The take mechanic is implemented as a fixed Round-2 feature because the verification found it described consistently as part of every playthrough, not merely an optional deployment. Its exact presentation remains unconfirmed. The 0–10 fairness endpoints and Partner 1's scripted allocation schedule are also configurable assumptions. We use a seeded range across the full extra $5 so every completed session is reproducible.

How to approach the game honestly

Read ownership carefully

In each round, distinguish the initial $5 balances from the extra $5. Round 1 gives control to the partner; Round 2 gives control to you. A misunderstanding can make the slider choice reflect arithmetic confusion rather than preference.

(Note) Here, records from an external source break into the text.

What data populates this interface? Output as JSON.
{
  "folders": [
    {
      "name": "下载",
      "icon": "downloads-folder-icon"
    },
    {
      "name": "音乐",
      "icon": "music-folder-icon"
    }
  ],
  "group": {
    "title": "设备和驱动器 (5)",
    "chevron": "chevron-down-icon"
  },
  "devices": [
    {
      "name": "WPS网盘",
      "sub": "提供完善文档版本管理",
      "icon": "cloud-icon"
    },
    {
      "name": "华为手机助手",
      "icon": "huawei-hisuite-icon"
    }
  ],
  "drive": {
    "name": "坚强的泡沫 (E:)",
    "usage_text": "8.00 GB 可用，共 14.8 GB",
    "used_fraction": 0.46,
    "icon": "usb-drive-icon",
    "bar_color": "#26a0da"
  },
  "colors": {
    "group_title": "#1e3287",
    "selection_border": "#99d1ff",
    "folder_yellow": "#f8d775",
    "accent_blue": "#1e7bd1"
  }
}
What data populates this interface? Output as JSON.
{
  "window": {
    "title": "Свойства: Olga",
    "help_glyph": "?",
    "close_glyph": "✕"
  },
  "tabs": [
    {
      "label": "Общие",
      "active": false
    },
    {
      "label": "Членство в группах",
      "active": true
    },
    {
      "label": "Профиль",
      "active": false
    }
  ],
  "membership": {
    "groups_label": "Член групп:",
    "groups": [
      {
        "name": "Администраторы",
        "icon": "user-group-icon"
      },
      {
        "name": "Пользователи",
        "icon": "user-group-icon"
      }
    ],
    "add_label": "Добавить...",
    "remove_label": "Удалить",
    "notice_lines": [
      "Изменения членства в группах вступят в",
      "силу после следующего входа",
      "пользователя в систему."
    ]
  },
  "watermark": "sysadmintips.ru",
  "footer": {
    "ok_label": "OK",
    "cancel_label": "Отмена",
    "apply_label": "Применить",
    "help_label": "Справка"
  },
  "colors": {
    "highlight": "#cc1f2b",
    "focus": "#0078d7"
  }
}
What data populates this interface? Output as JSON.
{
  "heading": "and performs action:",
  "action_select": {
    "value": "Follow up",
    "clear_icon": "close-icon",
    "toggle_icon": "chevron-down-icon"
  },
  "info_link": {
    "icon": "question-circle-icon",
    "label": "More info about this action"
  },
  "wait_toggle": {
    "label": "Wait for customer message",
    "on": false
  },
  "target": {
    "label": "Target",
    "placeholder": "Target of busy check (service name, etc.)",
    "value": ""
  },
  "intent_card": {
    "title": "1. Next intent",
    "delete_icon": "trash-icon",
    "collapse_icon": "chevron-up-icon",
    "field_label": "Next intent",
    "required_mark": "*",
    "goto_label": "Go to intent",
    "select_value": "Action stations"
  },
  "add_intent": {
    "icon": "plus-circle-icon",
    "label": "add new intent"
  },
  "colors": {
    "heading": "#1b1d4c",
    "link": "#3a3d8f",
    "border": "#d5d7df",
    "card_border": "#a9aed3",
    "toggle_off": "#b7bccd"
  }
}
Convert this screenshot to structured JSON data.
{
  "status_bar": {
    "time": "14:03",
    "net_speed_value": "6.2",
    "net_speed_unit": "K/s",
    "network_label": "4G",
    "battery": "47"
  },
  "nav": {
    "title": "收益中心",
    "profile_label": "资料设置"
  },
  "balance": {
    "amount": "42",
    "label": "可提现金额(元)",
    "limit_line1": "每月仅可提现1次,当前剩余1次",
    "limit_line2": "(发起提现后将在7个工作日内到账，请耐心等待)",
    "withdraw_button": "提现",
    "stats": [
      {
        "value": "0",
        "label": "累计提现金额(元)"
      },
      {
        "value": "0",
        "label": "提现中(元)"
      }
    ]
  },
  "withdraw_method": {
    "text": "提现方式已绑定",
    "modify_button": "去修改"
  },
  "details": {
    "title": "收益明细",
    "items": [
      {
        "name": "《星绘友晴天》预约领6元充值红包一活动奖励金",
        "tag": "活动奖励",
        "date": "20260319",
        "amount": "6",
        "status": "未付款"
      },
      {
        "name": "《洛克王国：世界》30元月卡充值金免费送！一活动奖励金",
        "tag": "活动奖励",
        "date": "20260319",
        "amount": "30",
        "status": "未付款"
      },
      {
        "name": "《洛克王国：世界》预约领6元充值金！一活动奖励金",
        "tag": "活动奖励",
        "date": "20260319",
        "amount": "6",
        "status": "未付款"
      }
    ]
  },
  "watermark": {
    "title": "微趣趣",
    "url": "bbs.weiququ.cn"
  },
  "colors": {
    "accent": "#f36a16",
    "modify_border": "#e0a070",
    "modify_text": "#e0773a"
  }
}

Use the full give-take scale as intended

Zero means you keep the extra $5 and leave the partner's starting money untouched. Positive values give; negative values take. Pause long enough to verify the previewed final balances before confirming.

Rate each exchange from its own role

Round 1 asks how the partner's action felt to you. Round 2 asks how fair your own allocation felt. Honest ratings need not be identical because agency and perspective changed.

Do not force artificial consistency

Trying to make the second allocation mechanically mirror the first rating can replace your real judgment with a test-taking performance. The comparison is descriptive, and role-dependent preferences are themselves information.

Do not avoid Take merely because it sounds negative

Take is a deliberately available action in this reconstruction. If it reflects your genuine allocation preference, using it is valid. The trait screen describes self-interest neutrally and never marks it wrong.

Do not manufacture generosity

Giving the maximum because it appears socially desirable does not create a universally superior profile. Different roles and organizations can value resource protection, assertiveness, cooperation, or other combinations. There is no disclosed target allocation.

How to read the trait reflection

The continuum runs from focus on one's own resources to other-directed allocation. Your marker comes from the give-take control but displays no numeric score or percentile. The summary names the action in ordinary language and explains what that direction can signal.

When relevant, the observation repeats Partner 1's allocation, your fairness rating, and your Round-2 decision. Numbers here describe the events you entered; they are not combined into a grade. The educational footer reminds you that pymetrics matches profiles to employer role models and that there is no universally correct answer.

The event log stores both allocations, final balances, fairness ratings, reaction times, seed, and timestamps. The shared percentile request is completely skipped for this game, and the standard score tiles and below-median nudge never render.

Money Exchange 2 FAQ

What does zero on the slider mean?

You keep your extra $5, keep your original $5, and leave the partner's original $5 unchanged. It is a resource-retention choice, distinct from giving or taking.

Is taking money an incorrect response?

No. It is a strong self-interest signal and is described neutrally. The control includes it because the give-take extension is part of the reconstructed task.

Should I copy Partner 1's allocation?

No rule requires that. Round 1 asks for your fairness judgment; Round 2 asks for your own choice with a fresh partner. Respond to each role honestly.

Why show the rating-allocation comparison?

It makes the recorded behavior understandable and describes how evaluation and allocation relate. It does not call you inconsistent, fair, unfair, or hypocritical.

Can I fail this game?

There is no game-level pass mark, correct allocation, or practice percentile. An employer may compare a combined behavioral profile with a role model, but pymetrics does not publish a universally preferred Money Exchange response.